Reunião do Comitê Técnico Consultivo
Na última quarta-feira, dia 2 de fevereiro, o Ministério da Saúde anunciou a segunda reunião do comitê técnico consultivo responsável por apoiar o Programa de Parcerias para o Desenvolvimento Produtivo (PDP). Criado em agosto de 2025, o comitê tem como missão aprimorar o programa e fortalecer o monitoramento e a avaliação das iniciativas que promovem a colaboração entre instituições públicas e empresas privadas, com o intuito de impulsionar a produção nacional de tecnologias, medicamentos e produtos essenciais para o Sistema Único de Saúde (SUS).
Os esforços são coordenados pela Secretaria de Ciência, Tecnologia e Inovação em Saúde (SCTIE) do Ministério da Saúde, que faz parte do colegiado. Este grupo é formado por especialistas de renome, com vasta experiência e conhecimento nas áreas de saúde e inovação.
Diálogo e Melhoria Contínua
A secretária da SCTIE, Fernanda de Negri, ressaltou a importância do diálogo qualificado, que permite não apenas antecipar desafios, mas também identificar soluções para aprimorar o programa. “As PDPs são uma iniciativa bem-sucedida em várias vertentes, mas, como toda política pública, necessitam de ajustes e melhorias para oferecer resultados cada vez mais eficazes à sociedade. A criação deste comitê reforça a boa governança de um programa tão relevante para o desenvolvimento produtivo do Brasil”, afirmou.
O comitê é formado por ex-ministros da Saúde, como Ademar Arthur Chioro dos Reis e José Gomes Temporão, além de renomados pesquisadores e médicos, como Lia Hasenclever, Graziela Zucoloto, Jorge Elias Kalil Filho, Gonzalo Vecina Neto, Luiz Vicente Rizzo, Reinaldo Felippe Nery Guimarães e o sociólogo Glauco Arbix.
Impacto das Parcerias para o Desenvolvimento Produtivo
Estabelecidas em 2009, as PDPs visam fortalecer a indústria de saúde no Brasil. Em 2024, o programa passou por uma atualização significativa, com a implementação de um novo marco regulatório, que prioriza soluções produtivas e tecnológicas para o SUS, visando aumentar o acesso da população à saúde.

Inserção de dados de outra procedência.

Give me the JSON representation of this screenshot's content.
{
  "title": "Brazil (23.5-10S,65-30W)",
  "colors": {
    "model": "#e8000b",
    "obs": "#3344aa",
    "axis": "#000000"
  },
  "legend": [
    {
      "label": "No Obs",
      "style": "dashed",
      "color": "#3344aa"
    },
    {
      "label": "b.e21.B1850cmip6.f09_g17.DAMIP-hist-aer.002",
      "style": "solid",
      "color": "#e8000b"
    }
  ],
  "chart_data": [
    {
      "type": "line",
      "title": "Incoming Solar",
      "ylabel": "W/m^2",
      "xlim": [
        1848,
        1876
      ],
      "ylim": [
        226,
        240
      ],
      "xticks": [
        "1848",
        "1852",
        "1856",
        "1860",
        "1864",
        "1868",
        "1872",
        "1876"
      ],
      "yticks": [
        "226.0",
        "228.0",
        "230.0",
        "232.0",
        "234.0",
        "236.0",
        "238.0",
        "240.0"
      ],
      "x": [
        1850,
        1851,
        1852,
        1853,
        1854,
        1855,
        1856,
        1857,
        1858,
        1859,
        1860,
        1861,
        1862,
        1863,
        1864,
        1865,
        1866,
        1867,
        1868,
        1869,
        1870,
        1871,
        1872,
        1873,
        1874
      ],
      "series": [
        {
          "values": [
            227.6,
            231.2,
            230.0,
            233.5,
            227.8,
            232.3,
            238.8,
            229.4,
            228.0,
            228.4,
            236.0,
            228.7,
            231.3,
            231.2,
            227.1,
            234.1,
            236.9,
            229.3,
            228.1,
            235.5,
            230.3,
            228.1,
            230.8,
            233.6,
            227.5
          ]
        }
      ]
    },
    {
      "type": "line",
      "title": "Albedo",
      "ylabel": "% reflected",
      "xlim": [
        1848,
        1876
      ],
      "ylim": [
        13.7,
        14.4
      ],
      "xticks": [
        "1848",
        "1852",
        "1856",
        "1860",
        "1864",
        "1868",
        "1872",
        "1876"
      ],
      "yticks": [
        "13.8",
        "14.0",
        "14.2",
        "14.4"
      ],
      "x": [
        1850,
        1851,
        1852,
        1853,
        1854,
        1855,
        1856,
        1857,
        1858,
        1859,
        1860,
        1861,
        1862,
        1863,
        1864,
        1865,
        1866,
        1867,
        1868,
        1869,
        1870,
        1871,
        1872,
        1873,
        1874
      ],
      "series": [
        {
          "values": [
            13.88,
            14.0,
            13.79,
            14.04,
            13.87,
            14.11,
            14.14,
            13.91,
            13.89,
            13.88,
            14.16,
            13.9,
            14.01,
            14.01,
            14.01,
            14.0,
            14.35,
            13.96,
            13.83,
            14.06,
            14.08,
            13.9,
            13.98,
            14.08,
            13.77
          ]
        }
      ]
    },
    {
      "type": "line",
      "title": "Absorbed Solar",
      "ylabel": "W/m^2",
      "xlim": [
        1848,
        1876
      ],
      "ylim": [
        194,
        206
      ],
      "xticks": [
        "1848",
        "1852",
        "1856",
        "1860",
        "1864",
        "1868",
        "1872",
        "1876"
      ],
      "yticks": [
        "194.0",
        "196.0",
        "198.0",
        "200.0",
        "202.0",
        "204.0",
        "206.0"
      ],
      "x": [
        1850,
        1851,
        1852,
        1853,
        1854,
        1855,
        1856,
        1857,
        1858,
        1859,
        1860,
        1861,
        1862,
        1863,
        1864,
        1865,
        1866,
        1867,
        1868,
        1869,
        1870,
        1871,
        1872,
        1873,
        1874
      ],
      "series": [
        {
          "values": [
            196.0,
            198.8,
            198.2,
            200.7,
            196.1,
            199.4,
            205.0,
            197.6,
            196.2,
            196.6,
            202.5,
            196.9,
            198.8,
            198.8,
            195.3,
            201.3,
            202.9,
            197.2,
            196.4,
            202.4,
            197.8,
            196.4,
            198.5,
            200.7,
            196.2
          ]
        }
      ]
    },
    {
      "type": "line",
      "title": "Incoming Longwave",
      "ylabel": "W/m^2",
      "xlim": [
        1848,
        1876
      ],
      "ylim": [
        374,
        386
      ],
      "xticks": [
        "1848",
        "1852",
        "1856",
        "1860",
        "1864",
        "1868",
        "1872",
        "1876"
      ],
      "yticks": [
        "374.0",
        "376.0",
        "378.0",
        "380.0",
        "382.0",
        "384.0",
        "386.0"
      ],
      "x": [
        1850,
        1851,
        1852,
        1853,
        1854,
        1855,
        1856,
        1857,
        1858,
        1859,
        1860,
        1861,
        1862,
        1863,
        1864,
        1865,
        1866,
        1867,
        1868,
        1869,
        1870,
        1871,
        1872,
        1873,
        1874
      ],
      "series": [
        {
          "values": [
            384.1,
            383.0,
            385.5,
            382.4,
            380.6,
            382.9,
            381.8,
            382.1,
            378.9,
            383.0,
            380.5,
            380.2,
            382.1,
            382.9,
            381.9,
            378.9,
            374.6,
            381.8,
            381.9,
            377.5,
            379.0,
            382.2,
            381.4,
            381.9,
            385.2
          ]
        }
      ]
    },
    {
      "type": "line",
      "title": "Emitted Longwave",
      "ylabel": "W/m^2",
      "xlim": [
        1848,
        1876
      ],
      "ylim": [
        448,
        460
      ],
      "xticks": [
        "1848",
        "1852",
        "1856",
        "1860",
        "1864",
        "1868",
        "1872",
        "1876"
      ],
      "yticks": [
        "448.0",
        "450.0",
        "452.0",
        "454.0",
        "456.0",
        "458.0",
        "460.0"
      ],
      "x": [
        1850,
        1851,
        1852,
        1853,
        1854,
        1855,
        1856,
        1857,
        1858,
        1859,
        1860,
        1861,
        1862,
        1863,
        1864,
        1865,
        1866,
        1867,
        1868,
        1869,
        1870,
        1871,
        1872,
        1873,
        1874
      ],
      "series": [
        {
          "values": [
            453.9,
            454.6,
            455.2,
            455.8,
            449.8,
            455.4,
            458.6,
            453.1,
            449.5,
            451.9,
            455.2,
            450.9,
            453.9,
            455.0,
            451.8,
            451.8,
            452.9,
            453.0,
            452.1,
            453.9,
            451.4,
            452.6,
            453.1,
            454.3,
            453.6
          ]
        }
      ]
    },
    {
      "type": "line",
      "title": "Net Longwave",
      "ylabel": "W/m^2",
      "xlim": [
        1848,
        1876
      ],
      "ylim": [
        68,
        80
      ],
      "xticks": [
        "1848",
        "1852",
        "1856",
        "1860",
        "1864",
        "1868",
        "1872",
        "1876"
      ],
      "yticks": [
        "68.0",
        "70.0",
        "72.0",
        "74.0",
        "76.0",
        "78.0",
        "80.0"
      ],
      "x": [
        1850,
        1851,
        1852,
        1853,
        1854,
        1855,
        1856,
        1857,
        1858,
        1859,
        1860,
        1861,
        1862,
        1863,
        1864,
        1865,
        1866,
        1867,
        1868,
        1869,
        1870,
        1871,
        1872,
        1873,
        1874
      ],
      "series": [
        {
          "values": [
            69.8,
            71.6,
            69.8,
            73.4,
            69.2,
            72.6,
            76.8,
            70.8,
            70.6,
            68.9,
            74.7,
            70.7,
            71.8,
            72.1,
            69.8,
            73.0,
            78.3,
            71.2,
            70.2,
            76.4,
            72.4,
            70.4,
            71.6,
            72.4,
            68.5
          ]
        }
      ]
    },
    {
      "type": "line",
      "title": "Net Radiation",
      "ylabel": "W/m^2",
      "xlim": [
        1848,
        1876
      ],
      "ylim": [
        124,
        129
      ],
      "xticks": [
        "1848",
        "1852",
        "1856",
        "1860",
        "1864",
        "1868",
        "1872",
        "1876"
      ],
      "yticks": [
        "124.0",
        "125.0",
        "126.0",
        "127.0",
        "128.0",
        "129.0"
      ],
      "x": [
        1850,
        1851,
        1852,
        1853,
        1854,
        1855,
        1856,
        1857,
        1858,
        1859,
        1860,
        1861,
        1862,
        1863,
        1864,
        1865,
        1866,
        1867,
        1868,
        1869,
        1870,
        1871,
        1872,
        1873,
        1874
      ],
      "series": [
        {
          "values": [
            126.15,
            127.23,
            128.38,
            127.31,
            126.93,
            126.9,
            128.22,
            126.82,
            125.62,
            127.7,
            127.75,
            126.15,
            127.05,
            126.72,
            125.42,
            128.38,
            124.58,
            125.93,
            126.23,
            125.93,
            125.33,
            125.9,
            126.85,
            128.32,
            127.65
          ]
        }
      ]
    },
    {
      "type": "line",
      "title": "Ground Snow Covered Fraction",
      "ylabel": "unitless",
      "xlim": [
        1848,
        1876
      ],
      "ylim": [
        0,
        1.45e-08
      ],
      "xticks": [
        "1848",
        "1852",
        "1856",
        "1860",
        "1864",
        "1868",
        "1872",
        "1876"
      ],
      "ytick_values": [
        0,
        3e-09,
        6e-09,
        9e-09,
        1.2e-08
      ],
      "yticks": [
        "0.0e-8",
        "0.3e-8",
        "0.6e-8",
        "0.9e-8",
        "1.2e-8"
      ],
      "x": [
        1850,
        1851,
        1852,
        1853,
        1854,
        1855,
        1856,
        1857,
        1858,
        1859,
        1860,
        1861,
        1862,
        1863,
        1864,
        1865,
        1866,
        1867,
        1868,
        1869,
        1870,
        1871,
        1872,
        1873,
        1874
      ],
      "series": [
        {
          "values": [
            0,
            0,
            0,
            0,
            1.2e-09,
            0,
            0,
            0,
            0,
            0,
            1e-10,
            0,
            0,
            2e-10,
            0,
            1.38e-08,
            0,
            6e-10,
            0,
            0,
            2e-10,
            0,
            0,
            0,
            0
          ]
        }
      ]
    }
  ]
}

No mesmo ano, foi lançada a chamada mais recente do programa, recebendo mais de 145 projetos, dos quais 31 foram selecionados. Juntos, esses projetos geraram uma expectativa de mobilização superior a R$ 5 bilhões em aquisições anuais, ampliando a produção local e a oferta de tecnologias essenciais, como insulina glargina, medicamentos para tratamentos de câncer e antirretrovirais. Além disso, são esperados avanços no tratamento de doenças raras, como a Atrofia Muscular Espinhal (AME) e a esclerose múltipla, assim como várias vacinas, incluindo a destinada ao vírus sincicial respiratório (VSR), que já está sendo disponibilizada para a população.
Monitoramento e Avaliação Contínua
A execução dos projetos de PDP é acompanhada de perto pela SCTIE/MS, e as aquisições estão condicionadas ao cumprimento das etapas estabelecidas em cronograma previamente aprovado. Na fase final, verifica-se a internalização da tecnologia e a conclusão da parceria.
Além do comitê consultivo, a SCTIE criou um grupo de trabalho dedicado à implementação de uma política contínua de monitoramento e avaliação do programa. Este grupo estabeleceu critérios objetivos para mensurar os custos associados à transferência de tecnologia, atendendo a uma demanda histórica dos órgãos de controle, para fortalecer a supervisão do programa. A Secretaria também solicitou o relatório final de todas as parcerias que estão atualmente na fase final do processo.